Donny McCall, the inventor of the Invis-a-Rack, a retractable cargo rack designed for pickup trucks, appears to be healing nicely after his much-talked-about dip in the popular reality show "Shark Tank."
"We've got product. We've sold product. We're ready to go," he said. "We just need money to create more product to be able to actually sell it. ... If a half-a-million dollars came in, we could be up and running and moving product and making money by year's end."
During a January episode, McCall appeared before the show's entrepreneurs requesting $100,000 for a 10 percent stake in his company and help making his product. The entrepreneurs turned down his proposal after he refused to consider their suggestions that he make his rack overseas.
"Let's just say that a manufacturer in Asia could make that for $150 [from $250] in quantities of, let's say, 1,000," said entrepreneur Kevin O'Leary during the show. "That puts you in business right there, my friend. ... And yet you're saying 'No.'"
"It's not what I'm going to do with my company," McCall told the "sharks."
After the show aired, hundreds chimed in on social media sites and blogs, urging McCall to not lose hope in his company and his goal to make his rack stateside.
"The best thing that any American can do if they really support Don and Don's dream is to become a customer ... or help him to find one. I don't own a truck myself ... but I know if I did, I would definitely be placing an order for his Invis-a-Rack," commenter Douglas posted on a blog.

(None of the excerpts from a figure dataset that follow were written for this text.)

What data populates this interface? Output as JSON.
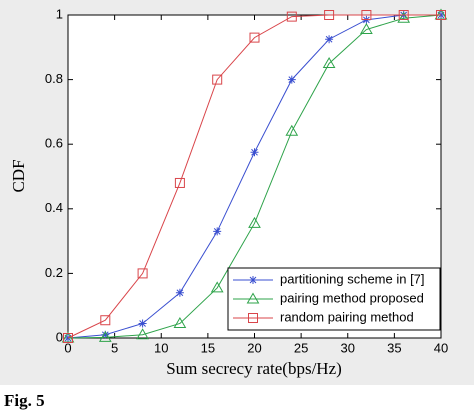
{
  "chart_data": {
    "type": "line",
    "x_label": "Sum secrecy rate(bps/Hz)",
    "y_label": "CDF",
    "caption": "Fig. 5",
    "x": [
      0,
      4,
      8,
      12,
      16,
      20,
      24,
      28,
      32,
      36,
      40
    ],
    "series": [
      {
        "name": "partitioning scheme in [7]",
        "color": "#3a4fd0",
        "marker": "star",
        "values": [
          0,
          0.01,
          0.045,
          0.14,
          0.33,
          0.575,
          0.8,
          0.925,
          0.985,
          1,
          1
        ]
      },
      {
        "name": "pairing method proposed",
        "color": "#2ea34a",
        "marker": "triangle",
        "values": [
          0,
          0.002,
          0.01,
          0.045,
          0.155,
          0.355,
          0.64,
          0.85,
          0.955,
          0.99,
          1
        ]
      },
      {
        "name": "random pairing method",
        "color": "#d9454a",
        "marker": "square",
        "values": [
          0,
          0.055,
          0.2,
          0.48,
          0.8,
          0.93,
          0.995,
          1,
          1,
          1,
          1
        ]
      }
    ],
    "xlim": [
      0,
      40
    ],
    "xticks": [
      0,
      5,
      10,
      15,
      20,
      25,
      30,
      35,
      40
    ],
    "ylim": [
      0,
      1
    ],
    "yticks": [
      0,
      0.2,
      0.4,
      0.6,
      0.8,
      1
    ],
    "grid": false,
    "legend": "lower right"
  }
}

'Shark Tank' Inventor: 'It's Not Just About Profit'
The Sparta, N.C., inventor told ABC News recently that he had not given up on his dream of making and selling his Invis-a-Rack in the United States, specifically in his Allegheny County hometown where factory after factory has shut down or moved.
"I've lived here my whole life. I served my country in the United States Navy, and I love it," he said. "It's not just about profit."
On "Shark Tank," McCall said that while he knew the truck rack would not save the U.S. economy, he still wanted to try to bring jobs and hope to Sparta.
"I'm one man trying to do his best for this country," he said at the time. "I want to help my family and my investors financially but also my church, community, state and country in any way that I can."
McCall told ABC News that he was 100 percent certain he could still make the cargo rack in America. He said that since the show had aired, his company had sold out of cargo racks -- a total of 300 -- but it had not made a net profit. But McCall said that he was in talks with a manufacturer who wanted to invest in his product and then make and distribute it at stores in six to nine months.
Home Depot also told ABC News today that it was interested in speaking with him about his product.